This is a tumblelog, kinda like a personal journal mostly composed by Mrs. Cesar's bipolar view on her awesome marriage, with a touch of her husband Rick, but with short-form, mixed-media posts with stuff the couple likes. Scroll down a bit to get into our intimacy.
It’s 3am and I’m wide awake.
I have too much on my mind.
Too many feelings inside.
My thoughts are racing across.
But don’t worry.
Life is beautiful.
Love is plentiful.
I’m full of life and it’s overflowing.
That’s why I can’t sleep.
I keep thinking about how amazing our future will be.
I want to give a hug.
I want to caress you.
I want to kiss you all over.
I want to tell you I love you.
I just didn’t want to wake you.
But I want you to know, what I felt.
How my love was safekeeping while you were sleeping.
I’m holding your hand.
Your touch is warm.
You are giving me peace.
You put me at ease.
Good night my princess.
I can’t wait to see your beautiful smile in the morning light.

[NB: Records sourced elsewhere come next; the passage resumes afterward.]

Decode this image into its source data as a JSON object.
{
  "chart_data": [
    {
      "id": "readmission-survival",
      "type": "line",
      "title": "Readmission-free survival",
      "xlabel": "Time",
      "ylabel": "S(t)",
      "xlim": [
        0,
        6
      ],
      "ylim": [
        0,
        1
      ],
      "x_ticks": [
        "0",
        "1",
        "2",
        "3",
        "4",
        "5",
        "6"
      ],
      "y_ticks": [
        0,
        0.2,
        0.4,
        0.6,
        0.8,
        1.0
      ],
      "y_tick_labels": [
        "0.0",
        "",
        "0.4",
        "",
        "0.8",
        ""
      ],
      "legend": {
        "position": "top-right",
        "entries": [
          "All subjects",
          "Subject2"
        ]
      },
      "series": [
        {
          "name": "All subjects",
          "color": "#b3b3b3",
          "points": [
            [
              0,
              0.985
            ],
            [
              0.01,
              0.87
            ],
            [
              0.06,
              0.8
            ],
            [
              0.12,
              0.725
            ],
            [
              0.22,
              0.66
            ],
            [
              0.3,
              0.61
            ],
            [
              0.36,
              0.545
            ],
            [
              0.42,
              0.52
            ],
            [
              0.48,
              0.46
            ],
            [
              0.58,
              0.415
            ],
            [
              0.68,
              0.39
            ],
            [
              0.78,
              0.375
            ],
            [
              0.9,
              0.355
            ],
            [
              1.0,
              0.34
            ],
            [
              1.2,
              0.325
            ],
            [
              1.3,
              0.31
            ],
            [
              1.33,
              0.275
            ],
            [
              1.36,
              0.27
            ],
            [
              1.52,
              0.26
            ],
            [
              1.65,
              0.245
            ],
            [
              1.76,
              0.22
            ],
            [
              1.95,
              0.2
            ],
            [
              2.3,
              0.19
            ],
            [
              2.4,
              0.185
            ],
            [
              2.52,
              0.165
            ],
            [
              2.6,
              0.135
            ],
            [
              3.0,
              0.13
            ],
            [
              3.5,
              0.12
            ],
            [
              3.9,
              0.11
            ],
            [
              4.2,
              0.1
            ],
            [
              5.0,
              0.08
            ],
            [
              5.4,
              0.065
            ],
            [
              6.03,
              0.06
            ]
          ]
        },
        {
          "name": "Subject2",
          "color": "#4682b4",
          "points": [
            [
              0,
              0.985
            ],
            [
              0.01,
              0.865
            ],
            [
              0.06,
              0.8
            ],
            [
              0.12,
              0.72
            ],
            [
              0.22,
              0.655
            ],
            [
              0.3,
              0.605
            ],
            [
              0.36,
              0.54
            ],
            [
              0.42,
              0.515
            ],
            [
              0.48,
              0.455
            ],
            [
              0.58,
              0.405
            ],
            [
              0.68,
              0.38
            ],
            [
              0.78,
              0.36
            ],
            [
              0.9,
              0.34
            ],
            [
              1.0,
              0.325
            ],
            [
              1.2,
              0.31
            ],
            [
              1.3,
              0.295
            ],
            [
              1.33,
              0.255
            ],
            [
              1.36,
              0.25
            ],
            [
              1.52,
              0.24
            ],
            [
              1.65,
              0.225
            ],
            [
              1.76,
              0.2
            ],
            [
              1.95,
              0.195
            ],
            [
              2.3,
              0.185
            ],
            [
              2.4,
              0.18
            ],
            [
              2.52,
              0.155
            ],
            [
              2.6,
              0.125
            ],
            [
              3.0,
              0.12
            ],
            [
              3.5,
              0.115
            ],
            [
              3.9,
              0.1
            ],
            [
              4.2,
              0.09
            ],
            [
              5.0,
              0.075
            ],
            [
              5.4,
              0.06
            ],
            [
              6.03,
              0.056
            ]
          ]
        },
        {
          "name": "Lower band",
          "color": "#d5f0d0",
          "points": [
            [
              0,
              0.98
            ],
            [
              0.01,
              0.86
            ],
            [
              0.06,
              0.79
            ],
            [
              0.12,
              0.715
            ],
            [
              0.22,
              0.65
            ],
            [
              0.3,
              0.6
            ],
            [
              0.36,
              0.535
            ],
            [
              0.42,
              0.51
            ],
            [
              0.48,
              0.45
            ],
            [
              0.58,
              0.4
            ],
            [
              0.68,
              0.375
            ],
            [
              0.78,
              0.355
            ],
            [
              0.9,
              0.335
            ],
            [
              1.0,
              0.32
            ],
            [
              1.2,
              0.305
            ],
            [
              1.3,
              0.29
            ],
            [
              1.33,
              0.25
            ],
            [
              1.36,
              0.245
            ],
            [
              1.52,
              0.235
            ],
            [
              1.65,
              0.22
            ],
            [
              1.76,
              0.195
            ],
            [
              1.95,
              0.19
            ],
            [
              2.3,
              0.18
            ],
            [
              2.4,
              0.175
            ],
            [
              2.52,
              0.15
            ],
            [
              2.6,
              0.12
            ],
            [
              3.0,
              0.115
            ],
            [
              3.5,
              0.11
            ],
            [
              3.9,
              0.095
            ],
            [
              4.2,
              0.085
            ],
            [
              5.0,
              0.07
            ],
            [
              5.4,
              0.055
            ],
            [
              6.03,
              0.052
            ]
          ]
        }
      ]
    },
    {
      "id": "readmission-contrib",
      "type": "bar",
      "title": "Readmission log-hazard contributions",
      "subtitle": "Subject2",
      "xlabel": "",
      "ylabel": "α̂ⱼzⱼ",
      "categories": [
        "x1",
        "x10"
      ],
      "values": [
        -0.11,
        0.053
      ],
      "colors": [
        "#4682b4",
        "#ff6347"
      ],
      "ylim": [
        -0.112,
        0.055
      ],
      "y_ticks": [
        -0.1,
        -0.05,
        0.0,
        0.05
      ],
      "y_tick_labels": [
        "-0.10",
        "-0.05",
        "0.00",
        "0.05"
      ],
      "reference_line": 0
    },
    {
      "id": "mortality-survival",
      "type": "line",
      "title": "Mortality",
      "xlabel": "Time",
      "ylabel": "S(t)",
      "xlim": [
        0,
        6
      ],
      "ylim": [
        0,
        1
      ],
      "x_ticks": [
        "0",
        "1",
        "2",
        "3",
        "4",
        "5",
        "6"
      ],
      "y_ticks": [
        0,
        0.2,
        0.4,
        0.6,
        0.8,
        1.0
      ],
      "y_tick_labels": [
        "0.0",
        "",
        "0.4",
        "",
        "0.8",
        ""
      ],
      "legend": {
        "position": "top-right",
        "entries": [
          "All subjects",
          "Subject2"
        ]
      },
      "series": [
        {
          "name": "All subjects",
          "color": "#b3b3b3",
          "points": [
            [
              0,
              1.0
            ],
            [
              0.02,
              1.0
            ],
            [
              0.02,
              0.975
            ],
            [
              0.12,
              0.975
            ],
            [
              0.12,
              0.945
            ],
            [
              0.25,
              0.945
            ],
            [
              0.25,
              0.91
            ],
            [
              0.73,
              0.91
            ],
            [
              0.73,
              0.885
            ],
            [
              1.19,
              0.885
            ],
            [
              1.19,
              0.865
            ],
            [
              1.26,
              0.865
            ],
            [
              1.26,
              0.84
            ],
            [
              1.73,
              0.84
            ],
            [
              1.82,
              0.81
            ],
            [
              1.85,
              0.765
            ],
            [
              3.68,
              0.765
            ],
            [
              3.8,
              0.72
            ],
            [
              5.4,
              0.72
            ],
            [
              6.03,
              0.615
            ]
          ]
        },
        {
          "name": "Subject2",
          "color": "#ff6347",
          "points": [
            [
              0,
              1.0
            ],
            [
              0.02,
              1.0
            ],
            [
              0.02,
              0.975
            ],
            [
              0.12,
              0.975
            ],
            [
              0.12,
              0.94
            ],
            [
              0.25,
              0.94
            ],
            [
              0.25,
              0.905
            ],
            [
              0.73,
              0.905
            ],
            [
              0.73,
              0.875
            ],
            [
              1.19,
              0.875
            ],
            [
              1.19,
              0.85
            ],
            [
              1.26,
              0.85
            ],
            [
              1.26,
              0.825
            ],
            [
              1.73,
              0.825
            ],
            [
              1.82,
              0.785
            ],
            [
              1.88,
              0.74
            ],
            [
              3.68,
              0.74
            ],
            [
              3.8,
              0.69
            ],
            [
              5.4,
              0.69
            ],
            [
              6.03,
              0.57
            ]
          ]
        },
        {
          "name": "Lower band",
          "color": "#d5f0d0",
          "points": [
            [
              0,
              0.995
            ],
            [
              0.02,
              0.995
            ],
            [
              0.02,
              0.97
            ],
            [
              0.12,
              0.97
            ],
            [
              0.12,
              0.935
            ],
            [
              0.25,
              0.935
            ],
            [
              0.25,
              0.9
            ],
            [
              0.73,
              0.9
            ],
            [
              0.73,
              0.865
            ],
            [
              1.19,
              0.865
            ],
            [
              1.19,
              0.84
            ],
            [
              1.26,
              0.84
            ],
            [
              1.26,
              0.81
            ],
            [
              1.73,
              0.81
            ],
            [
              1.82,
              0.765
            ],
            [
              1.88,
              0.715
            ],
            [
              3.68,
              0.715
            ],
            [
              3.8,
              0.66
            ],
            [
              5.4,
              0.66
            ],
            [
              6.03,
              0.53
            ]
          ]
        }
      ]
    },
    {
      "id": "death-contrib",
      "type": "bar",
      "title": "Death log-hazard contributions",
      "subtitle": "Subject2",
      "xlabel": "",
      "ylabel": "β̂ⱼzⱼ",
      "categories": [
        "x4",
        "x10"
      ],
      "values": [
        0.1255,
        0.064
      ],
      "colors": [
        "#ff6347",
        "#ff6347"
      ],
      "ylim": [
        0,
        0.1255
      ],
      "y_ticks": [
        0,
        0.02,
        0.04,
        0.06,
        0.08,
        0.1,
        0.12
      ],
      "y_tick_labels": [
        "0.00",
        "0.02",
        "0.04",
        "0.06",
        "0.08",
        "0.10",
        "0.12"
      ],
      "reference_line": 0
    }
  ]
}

The only sight that makes my days bright.
March 31st, 2014
I guess I can say one of his best ideas ever was to put some classical music on every night, as our lullaby. Lucky that I am, I have been coming home to the same man and the same bed, every day for nine months. And I feel lucky. I feel blessed by the universe. I feel alive for the first time.
2nd day working at the new house and we finally finished painting our room, bright white and grey. We are really excited about moving out and also very tired. The next days are gonna be really long but we’ll be out of this apartment in 48 hours.
We are leaving so many memories behind and ready to build new ones.
Painting our new house!
Starting with our bedroom, white walls and an accent grey wall. I never painted before and I have to say it was really fun and therapeutic as a couple, and especially being surrounded by part of the family, now that they’ll be part of our day to day life.
We also moved some of our stuff to the new house too, more specifically our musical instruments. Our current apartment is already starting to look less and less like home, the boxes are pilling up and the feeling of home is getting more and more attached to the other place already.
We are definitely going to post something about this apartment in the next few days. After all, it’s here that everything started. But we are really excited about the new place and the new life. Our relationship took an amazing turn and I guess I can surely say we have been better than ever before.
Cheers to a new life!
So, future Mrs. Cesar is sleeping right now after another night of work. She is completely passed out and I’m still wide awake at 6am watching her sleep.
For the past 3 days, I’ve been having the worst toothache ever and she has been amazing. She has supported me, sacrificed herself, and is being very attentive and caring.
I love her with all my heart and I can’t wait for us to get married and for this toothache to go away.